Sammy Martin comments on “Scaling Laws for Autoregressive Generative Modeling”, Henighan et al 2020 {OA}

Sammy Martin 30 Oct 2020 14:28 UTC
1 point
It may well be a crux—an efficient ‘tree search’ or a similar goal-directed wrapper around a GPT-based system, that can play a role in real-world open-ended planning (presumably planning for an agent to be effecting outcomes in the real world via its text generation), would have to cover continuous action spaces and possible states containing unknown and shifting sets of possible actions (unlike the discrete and small, relative to the real universe, action space of Go which is perfect for a tree search), running (or approximating running) millions of primitive steps (individual text generations and exchanges) into the future (for long-term planning towards e.g. a multi-decade goal like humans are capable of).
That sounds like a problem that’s at least as hard as a language-model ‘success probability predictor’ GPT-N (probably with reward-modelling help, so it can optimize for a specific goal with its text generation). Though such a system would still be highly transformative, if it was human-level at prediction.
To clarify, this is Transformative not ‘Radically Transformative’ - transformative like Nuclear Power/Weapons, not like a new Industrial Revolution or an intelligence explosion.

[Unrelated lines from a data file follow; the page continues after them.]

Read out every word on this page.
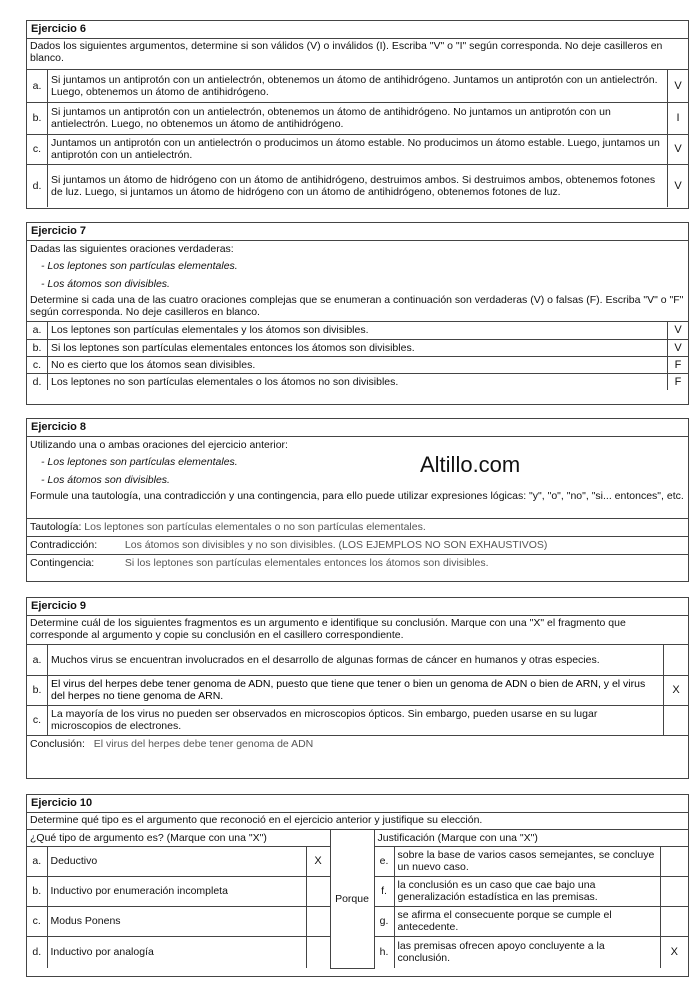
Altillo.com
Ejercicio 6
Dados los siguientes argumentos, determine si son válidos (V) o inválidos (I). Escriba "V" o "I" según corresponda. No deje casilleros en blanco.
a.	Si juntamos un antiprotón con un antielectrón, obtenemos un átomo de antihidrógeno. Juntamos un antiprotón con un antielectrón. Luego, obtenemos un átomo de antihidrógeno.	V
b.	Si juntamos un antiprotón con un antielectrón, obtenemos un átomo de antihidrógeno. No juntamos un antiprotón con un antielectrón. Luego, no obtenemos un átomo de antihidrógeno.	I
c.	Juntamos un antiprotón con un antielectrón o producimos un átomo estable. No producimos un átomo estable. Luego, juntamos un antiprotón con un antielectrón.	V
d.	Si juntamos un átomo de hidrógeno con un átomo de antihidrógeno, destruimos ambos. Si destruimos ambos, obtenemos fotones de luz. Luego, si juntamos un átomo de hidrógeno con un átomo de antihidrógeno, obtenemos fotones de luz.	V
Ejercicio 7
Dadas las siguientes oraciones verdaderas:
- Los leptones son partículas elementales.
- Los átomos son divisibles.
Determine si cada una de las cuatro oraciones complejas que se enumeran a continuación son verdaderas (V) o falsas (F). Escriba "V" o "F" según corresponda. No deje casilleros en blanco.
a.	Los leptones son partículas elementales y los átomos son divisibles.	V
b.	Si los leptones son partículas elementales entonces los átomos son divisibles.	V
c.	No es cierto que los átomos sean divisibles.	F
d.	Los leptones no son partículas elementales o los átomos no son divisibles.	F
Ejercicio 8
Utilizando una o ambas oraciones del ejercicio anterior:
- Los leptones son partículas elementales.
- Los átomos son divisibles.
Formule una tautología, una contradicción y una contingencia, para ello puede utilizar expresiones lógicas: "y", "o", "no", "si... entonces", etc.
Tautología: Los leptones son partículas elementales o no son partículas elementales.
Contradicción:	Los átomos son divisibles y no son divisibles. (LOS EJEMPLOS NO SON EXHAUSTIVOS)
Contingencia:	Si los leptones son partículas elementales entonces los átomos son divisibles.
Ejercicio 9
Determine cuál de los siguientes fragmentos es un argumento e identifique su conclusión. Marque con una "X" el fragmento que corresponde al argumento y copie su conclusión en el casillero correspondiente.
a.	Muchos virus se encuentran involucrados en el desarrollo de algunas formas de cáncer en humanos y otras especies.	
b.	El virus del herpes debe tener genoma de ADN, puesto que tiene que tener o bien un genoma de ADN o bien de ARN, y el virus del herpes no tiene genoma de ARN.	X
c.	La mayoría de los virus no pueden ser observados en microscopios ópticos. Sin embargo, pueden usarse en su lugar microscopios de electrones.	
Conclusión: El virus del herpes debe tener genoma de ADN
Ejercicio 10
Determine qué tipo es el argumento que reconoció en el ejercicio anterior y justifique su elección.
¿Qué tipo de argumento es? (Marque con una "X")			Porque	Justificación (Marque con una "X")		
a.	Deductivo	X		e.	sobre la base de varios casos semejantes, se concluye un nuevo caso.	
b.	Inductivo por enumeración incompleta			f.	la conclusión es un caso que cae bajo una generalización estadística en las premisas.	
c.	Modus Ponens			g.	se afirma el consecuente porque se cumple el antecedente.	
d.	Inductivo por analogía			h.	las premisas ofrecen apoyo concluyente a la conclusión.	X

I would expect tree search powered by GPT-6 to be probably pretty agentic.
I could imagine (if you found a domain with a fairly constrained set of actions and states, but involved text prediction somehow) that you could get agentic behaviour out of a tree search like the ones we currently have + GPT-N + an RL wrapper around the GPT-N. That might well be quite transformative—could imagine it being very good for persuasion, for example.